The local neighborhood surrounding the Milky Way and M31 is teeming with small satellite galaxies whose properties are of immense interest. In the past few years the number of dwarfs observed in the local group has nearly doubled, mostly due to increased sensitivity in observations. These observations have posed a number of challenges to the theoretical modeling of dwarf galaxies.
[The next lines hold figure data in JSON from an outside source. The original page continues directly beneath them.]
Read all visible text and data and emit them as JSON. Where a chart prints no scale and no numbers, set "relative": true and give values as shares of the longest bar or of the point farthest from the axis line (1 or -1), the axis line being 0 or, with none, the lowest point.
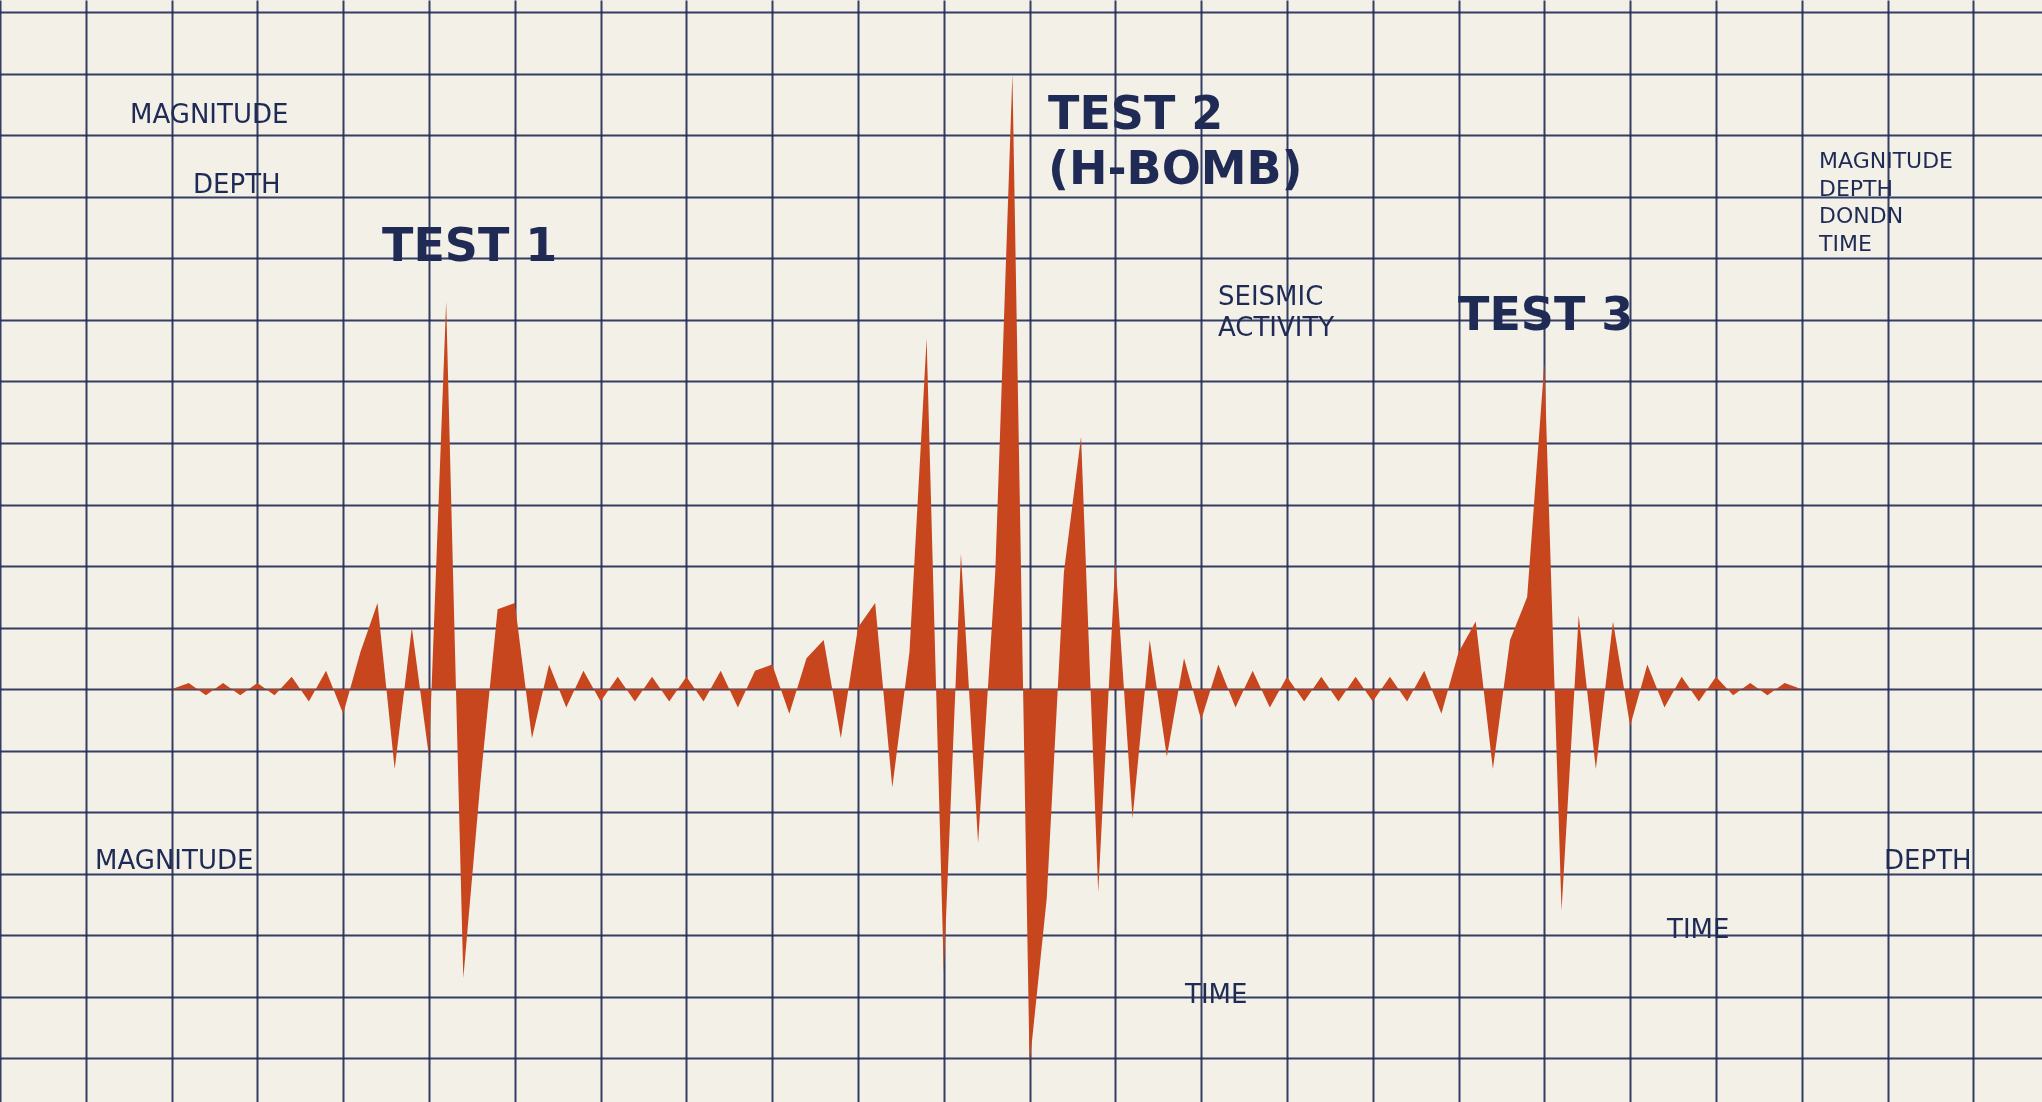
{
  "chart_data": {
    "type": "area",
    "relative": true,
    "grid": true,
    "categories": [
      null,
      null,
      null,
      null,
      null,
      null,
      null,
      null,
      null,
      null,
      null,
      null,
      null,
      null,
      null,
      null,
      null,
      null,
      null,
      null,
      null,
      null,
      null,
      null,
      null,
      null,
      null,
      null,
      null,
      null,
      null,
      null,
      null,
      null,
      null,
      null,
      null,
      null,
      null,
      null,
      null,
      null,
      null,
      null,
      null,
      null,
      null,
      null,
      null,
      null,
      null,
      null,
      null,
      null,
      null,
      null,
      null,
      null,
      null,
      null,
      null,
      null,
      null,
      null,
      null,
      null,
      null,
      null,
      null,
      null,
      null,
      null,
      null,
      null,
      null,
      null,
      null,
      null,
      null,
      null,
      null,
      null,
      null,
      null,
      null,
      null,
      null,
      null,
      null,
      null,
      null,
      null,
      null,
      null,
      null,
      null,
      null,
      null,
      null,
      null,
      null,
      null,
      null,
      null,
      null,
      null,
      null,
      null,
      null,
      null,
      null,
      null,
      null,
      null,
      null,
      null,
      null,
      null,
      null,
      null
    ],
    "values": [
      0,
      0,
      0,
      0,
      0,
      0,
      0,
      0,
      0,
      0,
      0,
      0.01,
      -0.01,
      0.01,
      -0.01,
      0.01,
      -0.01,
      0.02,
      -0.02,
      0.03,
      -0.04,
      0.06,
      0.14,
      -0.13,
      0.1,
      -0.11,
      0.63,
      -0.47,
      -0.15,
      0.13,
      0.14,
      -0.08,
      0.04,
      -0.03,
      0.03,
      -0.02,
      0.02,
      -0.02,
      0.02,
      -0.02,
      0.02,
      -0.02,
      0.03,
      -0.03,
      0.03,
      0.04,
      -0.04,
      0.05,
      0.08,
      -0.08,
      0.1,
      0.14,
      -0.16,
      0.06,
      0.57,
      -0.46,
      0.22,
      -0.25,
      0.19,
      1.0,
      -0.61,
      -0.34,
      0.19,
      0.41,
      -0.33,
      0.21,
      -0.21,
      0.08,
      -0.11,
      0.05,
      -0.05,
      0.04,
      -0.03,
      0.03,
      -0.03,
      0.02,
      -0.02,
      0.02,
      -0.02,
      0.02,
      -0.02,
      0.02,
      -0.02,
      0.03,
      -0.04,
      0.06,
      0.11,
      -0.13,
      0.08,
      0.15,
      0.53,
      -0.36,
      0.12,
      -0.13,
      0.11,
      -0.06,
      0.04,
      -0.03,
      0.02,
      -0.02,
      0.02,
      -0.01,
      0.01,
      -0.01,
      0.01,
      0,
      0,
      0,
      0,
      0,
      0,
      0,
      0,
      0,
      0,
      0,
      0,
      0,
      0,
      0
    ],
    "color": "#c8461e",
    "annotations": [
      "MAGNITUDE",
      "DEPTH",
      "TEST 1",
      "TEST 2\n(H-BOMB)",
      "SEISMIC\nACTIVITY",
      "TEST 3",
      "MAGNITUDE",
      "DEPTH",
      "DONDN",
      "TIME",
      "MAGNITUDE",
      "DEPTH",
      "TIME",
      "TIME"
    ]
  }
}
On the other hand, state of the art numerical simulations continue to reveal many more subhaloes than observed satellites around Milky Way like galaxies. The greatest challenges now facing the study of satellite and dwarf galaxies, is to match the observations to the theoretical models with an emphasis on understanding the properties of these dwarf galaxies. These include “bulk properties” such as their orbits, spatial distribution in the halo, and mass and luminosity function as well as “internal” properties such as concentrations, dark matter content, and various properties of the stellar component. What can the z=0 properties of these galaxies tell us about their origins? How can near field cosmology exploit dwarf galaxies to help us devise a better picture of how the Milky Way itself formed? Finally, with a number of major astronomical surveys such as Pan-STARRS and GAIA quickly approaching, the relatively young field of dwarf galaxies will receive a significant boost as proper motions of these galaxies are constrained and high resolution imaging becomes available.
The aim of the proposed meeting is thus to form a consensus across theorists and observers of the status of dwarf galaxies, with an aim to understand the successes and failures of current models while simultaneously gauging what we can expect from these future missions.